Dublin Office Stock Less At Risk Of Obsolescence Than Other European Cities, New Report Claims
Dublin’s commercial real estate assets are less at risk of obsolescence than in many other European cities because many of the buildings are relatively new, according to a new report from Cushman & Wakefield.
Its Rethinking European Offices 2030 report examines office stock across 16 major European cities, including the Irish capital, and the opportunities for landlords to reposition or repurpose their space. By 2030, Cushman & Wakefield estimates that more than 1.8B SF of office stock is at risk in the 16 European cities analysed.
Yet while several Western European markets faced estimates of nearly 80% of total stock at risk of obsolescence — including Milan, Barcelona, Stockholm and Paris — Dublin’s threat ranked 12th out of the 16 cities at 64%. By contrast, London stood at 76%, according to the findings.
Only Munich, Prague, Budapest and Warsaw performed better than Dublin, which Cushman & Wakefield put down to the fact that most of the space has been developed relatively recently in Dublin, with a higher proportion of stock constructed over the past two decades compared to other Western European markets.
However, despite the relatively robust state of Dublin’s real estate stock, the city has one of Europe’s highest office vacancy rates at 15.7%. Although slowing, a considerable pipeline of new office construction — more than 344K SF of new space was completed in the third quarter — is likely to push vacancy higher in the short term.
Cushman & Wakefield said repositioning assets to improve their quality is likely to be the optimal solution in those central business district locations that have strong demand for best-in-class space, relatively lower vacancy and premium rents being achieved.
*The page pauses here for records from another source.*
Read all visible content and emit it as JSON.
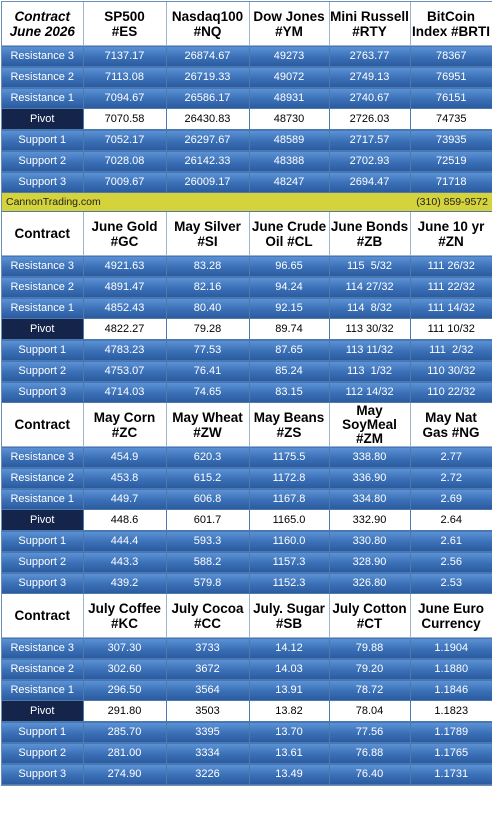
{
  "brand": {
    "name": "CannonTrading.com",
    "phone": "(310) 859-9572"
  },
  "sections": [
    {
      "header": [
        "Contract\nJune 2026",
        "SP500\n#ES",
        "Nasdaq100\n#NQ",
        "Dow Jones\n#YM",
        "Mini Russell\n#RTY",
        "BitCoin\nIndex #BRTI"
      ],
      "rows": [
        [
          "Resistance 3",
          "7137.17",
          "26874.67",
          "49273",
          "2763.77",
          "78367"
        ],
        [
          "Resistance 2",
          "7113.08",
          "26719.33",
          "49072",
          "2749.13",
          "76951"
        ],
        [
          "Resistance 1",
          "7094.67",
          "26586.17",
          "48931",
          "2740.67",
          "76151"
        ],
        [
          "Pivot",
          "7070.58",
          "26430.83",
          "48730",
          "2726.03",
          "74735"
        ],
        [
          "Support 1",
          "7052.17",
          "26297.67",
          "48589",
          "2717.57",
          "73935"
        ],
        [
          "Support 2",
          "7028.08",
          "26142.33",
          "48388",
          "2702.93",
          "72519"
        ],
        [
          "Support 3",
          "7009.67",
          "26009.17",
          "48247",
          "2694.47",
          "71718"
        ]
      ]
    },
    {
      "header": [
        "Contract",
        "June Gold\n#GC",
        "May Silver\n#SI",
        "June Crude\nOil #CL",
        "June Bonds\n#ZB",
        "June 10 yr\n#ZN"
      ],
      "rows": [
        [
          "Resistance 3",
          "4921.63",
          "83.28",
          "96.65",
          "115  5/32",
          "111 26/32"
        ],
        [
          "Resistance 2",
          "4891.47",
          "82.16",
          "94.24",
          "114 27/32",
          "111 22/32"
        ],
        [
          "Resistance 1",
          "4852.43",
          "80.40",
          "92.15",
          "114  8/32",
          "111 14/32"
        ],
        [
          "Pivot",
          "4822.27",
          "79.28",
          "89.74",
          "113 30/32",
          "111 10/32"
        ],
        [
          "Support 1",
          "4783.23",
          "77.53",
          "87.65",
          "113 11/32",
          "111  2/32"
        ],
        [
          "Support 2",
          "4753.07",
          "76.41",
          "85.24",
          "113  1/32",
          "110 30/32"
        ],
        [
          "Support 3",
          "4714.03",
          "74.65",
          "83.15",
          "112 14/32",
          "110 22/32"
        ]
      ]
    },
    {
      "header": [
        "Contract",
        "May Corn\n#ZC",
        "May  Wheat\n#ZW",
        "May Beans\n#ZS",
        "May\nSoyMeal\n#ZM",
        "May Nat\nGas #NG"
      ],
      "rows": [
        [
          "Resistance 3",
          "454.9",
          "620.3",
          "1175.5",
          "338.80",
          "2.77"
        ],
        [
          "Resistance 2",
          "453.8",
          "615.2",
          "1172.8",
          "336.90",
          "2.72"
        ],
        [
          "Resistance 1",
          "449.7",
          "606.8",
          "1167.8",
          "334.80",
          "2.69"
        ],
        [
          "Pivot",
          "448.6",
          "601.7",
          "1165.0",
          "332.90",
          "2.64"
        ],
        [
          "Support 1",
          "444.4",
          "593.3",
          "1160.0",
          "330.80",
          "2.61"
        ],
        [
          "Support 2",
          "443.3",
          "588.2",
          "1157.3",
          "328.90",
          "2.56"
        ],
        [
          "Support 3",
          "439.2",
          "579.8",
          "1152.3",
          "326.80",
          "2.53"
        ]
      ]
    },
    {
      "header": [
        "Contract",
        "July Coffee\n#KC",
        "July Cocoa\n#CC",
        "July. Sugar\n#SB",
        "July Cotton\n#CT",
        "June Euro\nCurrency"
      ],
      "rows": [
        [
          "Resistance 3",
          "307.30",
          "3733",
          "14.12",
          "79.88",
          "1.1904"
        ],
        [
          "Resistance 2",
          "302.60",
          "3672",
          "14.03",
          "79.20",
          "1.1880"
        ],
        [
          "Resistance 1",
          "296.50",
          "3564",
          "13.91",
          "78.72",
          "1.1846"
        ],
        [
          "Pivot",
          "291.80",
          "3503",
          "13.82",
          "78.04",
          "1.1823"
        ],
        [
          "Support 1",
          "285.70",
          "3395",
          "13.70",
          "77.56",
          "1.1789"
        ],
        [
          "Support 2",
          "281.00",
          "3334",
          "13.61",
          "76.88",
          "1.1765"
        ],
        [
          "Support 3",
          "274.90",
          "3226",
          "13.49",
          "76.40",
          "1.1731"
        ]
      ]
    }
  ]
}
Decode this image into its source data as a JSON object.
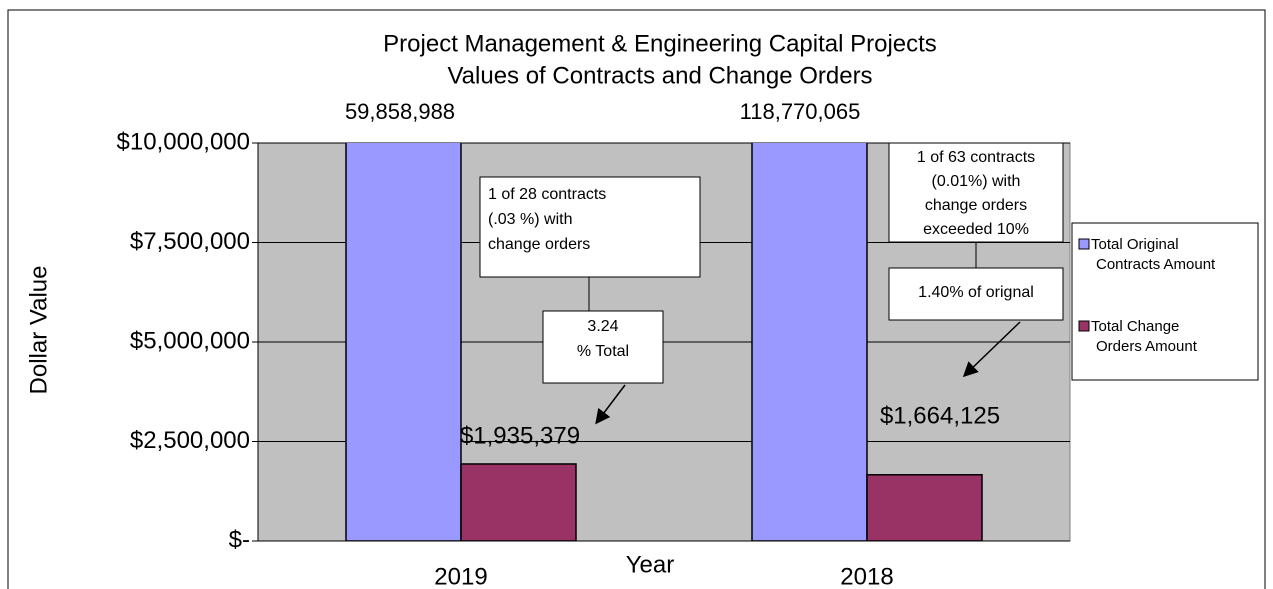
{
  "chart_data": {
    "type": "bar",
    "title": [
      "Project Management & Engineering Capital Projects",
      "Values of Contracts and Change Orders"
    ],
    "xlabel": "Year",
    "ylabel": "Dollar Value",
    "categories": [
      "2019",
      "2018"
    ],
    "series": [
      {
        "name": [
          "Total Original",
          "Contracts Amount"
        ],
        "color": "#9999ff",
        "values": [
          59858988,
          118770065
        ],
        "value_labels": [
          "59,858,988",
          "118,770,065"
        ]
      },
      {
        "name": [
          "Total Change",
          "Orders Amount"
        ],
        "color": "#993366",
        "values": [
          1935379,
          1664125
        ],
        "value_labels": [
          "$1,935,379",
          "$1,664,125"
        ]
      }
    ],
    "ylim": [
      0,
      10000000
    ],
    "yticks": [
      {
        "value": 0,
        "label": "$-"
      },
      {
        "value": 2500000,
        "label": "$2,500,000"
      },
      {
        "value": 5000000,
        "label": "$5,000,000"
      },
      {
        "value": 7500000,
        "label": "$7,500,000"
      },
      {
        "value": 10000000,
        "label": "$10,000,000"
      }
    ],
    "grid": true,
    "legend": "right",
    "annotations": [
      {
        "lines": [
          "1 of 28 contracts",
          "(.03 %)  with",
          "change orders"
        ]
      },
      {
        "lines": [
          "3.24",
          "% Total"
        ]
      },
      {
        "lines": [
          "1 of 63 contracts",
          "(0.01%) with",
          "change orders",
          "exceeded 10%"
        ]
      },
      {
        "lines": [
          "1.40% of orignal"
        ]
      }
    ]
  }
}
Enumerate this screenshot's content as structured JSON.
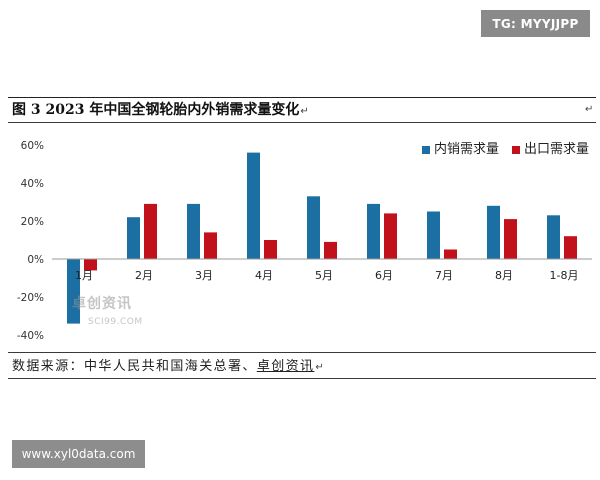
{
  "watermarks": {
    "top_right": "TG: MYYJJPP",
    "bottom_left": "www.xyl0data.com",
    "chart_logo": "卓创资讯",
    "chart_logo_domain": "SCI99.COM"
  },
  "figure": {
    "paragraph_mark": "↵",
    "source_prefix": "数据来源：中华人民共和国海关总署、",
    "source_link": "卓创资讯"
  },
  "chart_data": {
    "type": "bar",
    "title": "图 3 2023 年中国全钢轮胎内外销需求量变化",
    "xlabel": "",
    "ylabel": "",
    "categories": [
      "1月",
      "2月",
      "3月",
      "4月",
      "5月",
      "6月",
      "7月",
      "8月",
      "1-8月"
    ],
    "series": [
      {
        "name": "内销需求量",
        "color": "#1c6fa2",
        "values": [
          -34,
          22,
          29,
          56,
          33,
          29,
          25,
          28,
          23
        ]
      },
      {
        "name": "出口需求量",
        "color": "#c1121c",
        "values": [
          -6,
          29,
          14,
          10,
          9,
          24,
          5,
          21,
          12
        ]
      }
    ],
    "ylim": [
      -40,
      60
    ],
    "yticks": [
      60,
      40,
      20,
      0,
      -20,
      -40
    ],
    "ytick_labels": [
      "60%",
      "40%",
      "20%",
      "0%",
      "-20%",
      "-40%"
    ],
    "grid": false,
    "legend_position": "top-right"
  }
}
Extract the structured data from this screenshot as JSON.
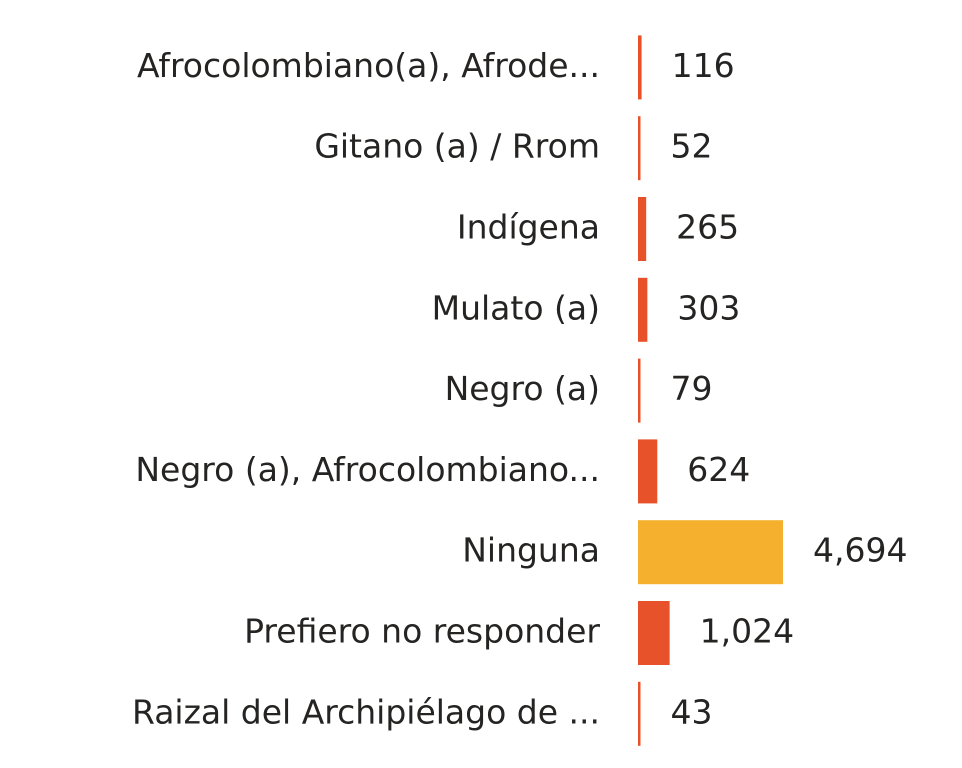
{
  "chart_data": {
    "type": "bar",
    "orientation": "horizontal",
    "categories": [
      "Afrocolombiano(a), Afrode...",
      "Gitano (a) / Rrom",
      "Indígena",
      "Mulato (a)",
      "Negro (a)",
      "Negro (a), Afrocolombiano...",
      "Ninguna",
      "Prefiero no responder",
      "Raizal del Archipiélago de ..."
    ],
    "values": [
      116,
      52,
      265,
      303,
      79,
      624,
      4694,
      1024,
      43
    ],
    "value_labels": [
      "116",
      "52",
      "265",
      "303",
      "79",
      "624",
      "4,694",
      "1,024",
      "43"
    ],
    "colors": [
      "#e8522a",
      "#e8522a",
      "#e8522a",
      "#e8522a",
      "#e8522a",
      "#e8522a",
      "#f5b12e",
      "#e8522a",
      "#e8522a"
    ]
  }
}
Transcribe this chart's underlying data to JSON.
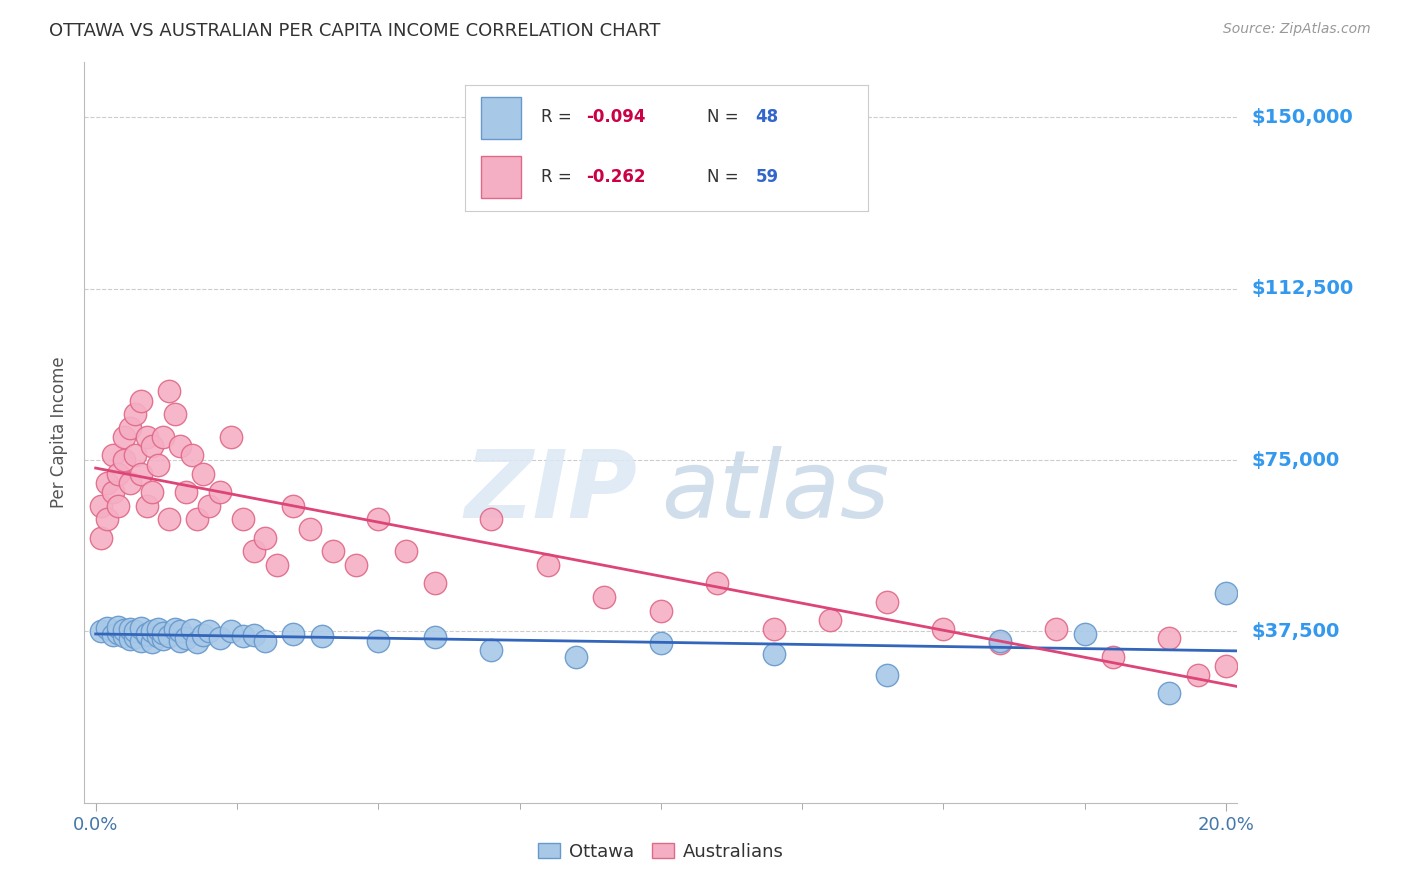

However, in noncentral locations, higher vacancy is driving a widening discount in values, and repurposing may be the best option.
“Across Europe there is continued strong demand for offices, but tightening sustainability regulations, shifting workplace strategies, and economic pressures mean property owners and investors must act now to prevent their assets from losing value,” Cushman & Wakefield Head of EMEA Office Research Nigel Almond said in a statement. “We will see continued changes over the remainder of this decade and beyond with three main factors – carbon, community, and cost — driving the direction of obsolescence.”
“We anticipate a growing divide between best-in-class centrally located assets and those in peripheral locations where vacancy risk is often greater,” Cushman & Wakefield Head of Flexible Workspace for EMEA Emma Swinnerton said. “Landlords need to understand their assets, and the context in which they exist, to determine whether repositioning or repurposing is the best strategic approach.”